Do you write full-time? If so, what's your work day like? If not, what do you do other than write and how do you find time to write?
I’m a psychotherapist in my day job, though I slowed my private practice as I finished my memoir. I now spend more time learning my new role as a promoter and I’m teaching, speaking and leading workshops for therapists.

I don’t know how I found time to write, because I didn’t have it. Basically I had to keep my nose to the grindstone. Friends had to be patient because I often turned down their offers.

What would you say is your interesting writing quirk?
I’m an introvert and as such I have to dredge things up from deep inside before I can put them on the page.
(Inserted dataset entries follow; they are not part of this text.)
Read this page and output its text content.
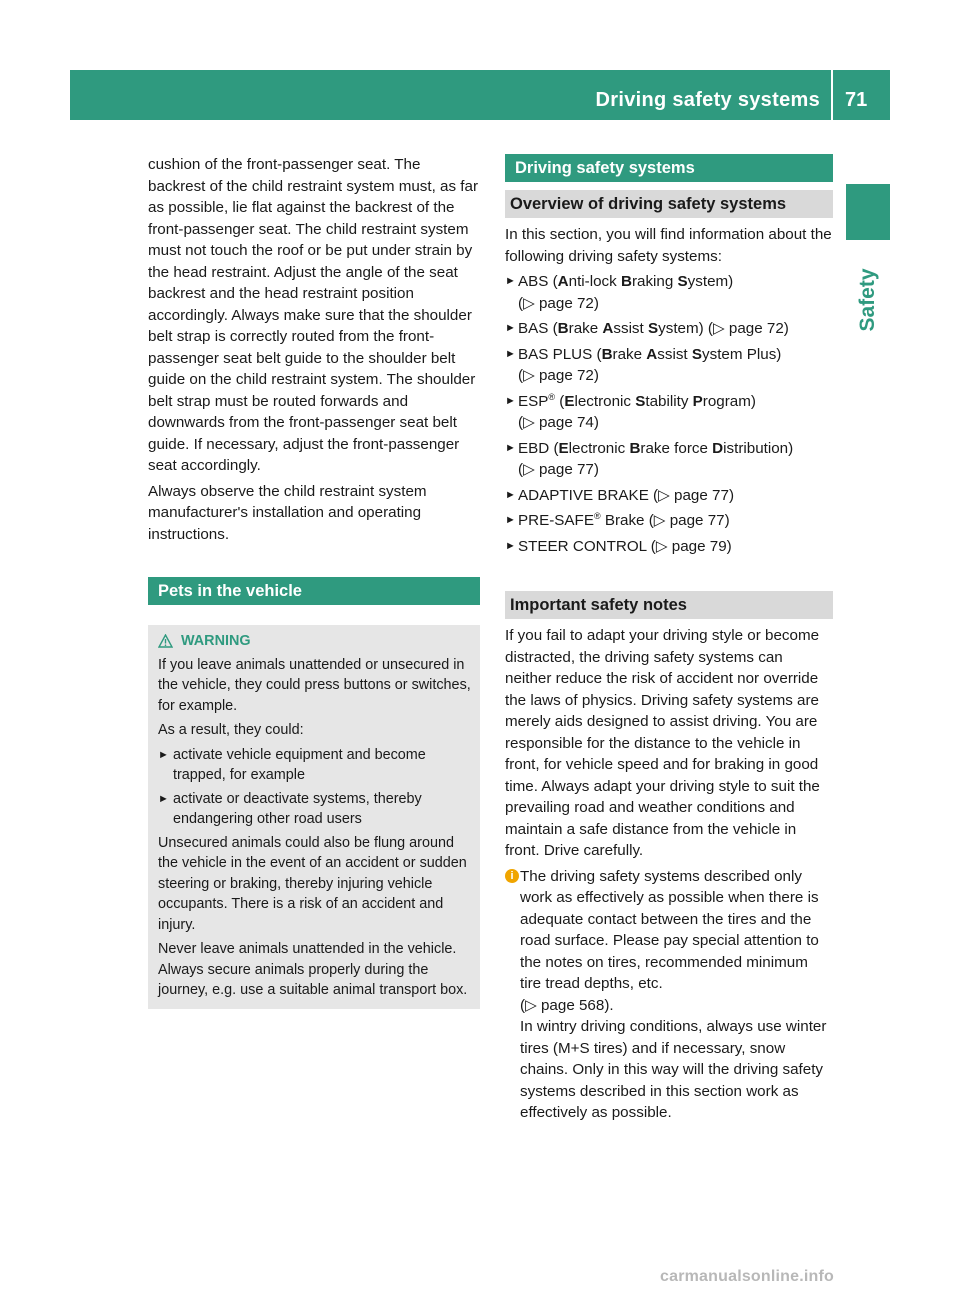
Driving safety systems 71
Safety

cushion of the front-passenger seat. The backrest of the child restraint system must, as far as possible, lie flat against the backrest of the front-passenger seat. The child restraint system must not touch the roof or be put under strain by the head restraint. Adjust the angle of the seat backrest and the head restraint position accordingly. Always make sure that the shoulder belt strap is correctly routed from the front-passenger seat belt guide to the shoulder belt guide on the child restraint system. The shoulder belt strap must be routed forwards and downwards from the front-passenger seat belt guide. If necessary, adjust the front-passenger seat accordingly.

Always observe the child restraint system manufacturer's installation and operating instructions.

Pets in the vehicle
WARNING

If you leave animals unattended or unsecured in the vehicle, they could press buttons or switches, for example.

As a result, they could:

► activate vehicle equipment and become trapped, for example
► activate or deactivate systems, thereby endangering other road users

Unsecured animals could also be flung around the vehicle in the event of an accident or sudden steering or braking, thereby injuring vehicle occupants. There is a risk of an accident and injury.

Never leave animals unattended in the vehicle. Always secure animals properly during the journey, e.g. use a suitable animal transport box.

Driving safety systems
Overview of driving safety systems

In this section, you will find information about the following driving safety systems:

► ABS (Anti-lock Braking System)
(▷ page 72)
► BAS (Brake Assist System) (▷ page 72)
► BAS PLUS (Brake Assist System Plus)
(▷ page 72)
► ESP® (Electronic Stability Program)
(▷ page 74)
► EBD (Electronic Brake force Distribution)
(▷ page 77)
► ADAPTIVE BRAKE (▷ page 77)
► PRE-SAFE® Brake (▷ page 77)
► STEER CONTROL (▷ page 79)
Important safety notes

If you fail to adapt your driving style or become distracted, the driving safety systems can neither reduce the risk of accident nor override the laws of physics. Driving safety systems are merely aids designed to assist driving. You are responsible for the distance to the vehicle in front, for vehicle speed and for braking in good time. Always adapt your driving style to suit the prevailing road and weather conditions and maintain a safe distance from the vehicle in front. Drive carefully.

i The driving safety systems described only work as effectively as possible when there is adequate contact between the tires and the road surface. Please pay special attention to the notes on tires, recommended minimum tire tread depths, etc.
(▷ page 568).

In wintry driving conditions, always use winter tires (M+S tires) and if necessary, snow chains. Only in this way will the driving safety systems described in this section work as effectively as possible.

carmanualsonline.info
They come up loaded with emotion so I often cry or laugh when I write, or feel an interminable morass when groups of stories congeal together.

As a child, what did you want to be when you grew up?
Age 4, I wanted to be a missionary. By 10 or so I wanted to be a circus trapeze artist. By 17 I wanted to be anything other than what I was.

Anything additional you want to share with the readers?
This memoir is a page-turner – almost like a thriller you can’t put down – except it is true. It is deeply honest and revealing and it took all the courage I could muster to write it. While it is tempting to race right through it, you’ll find more contentment if you slow down and let the layers of meaning soak into you.


Thank you for being here today, Leona.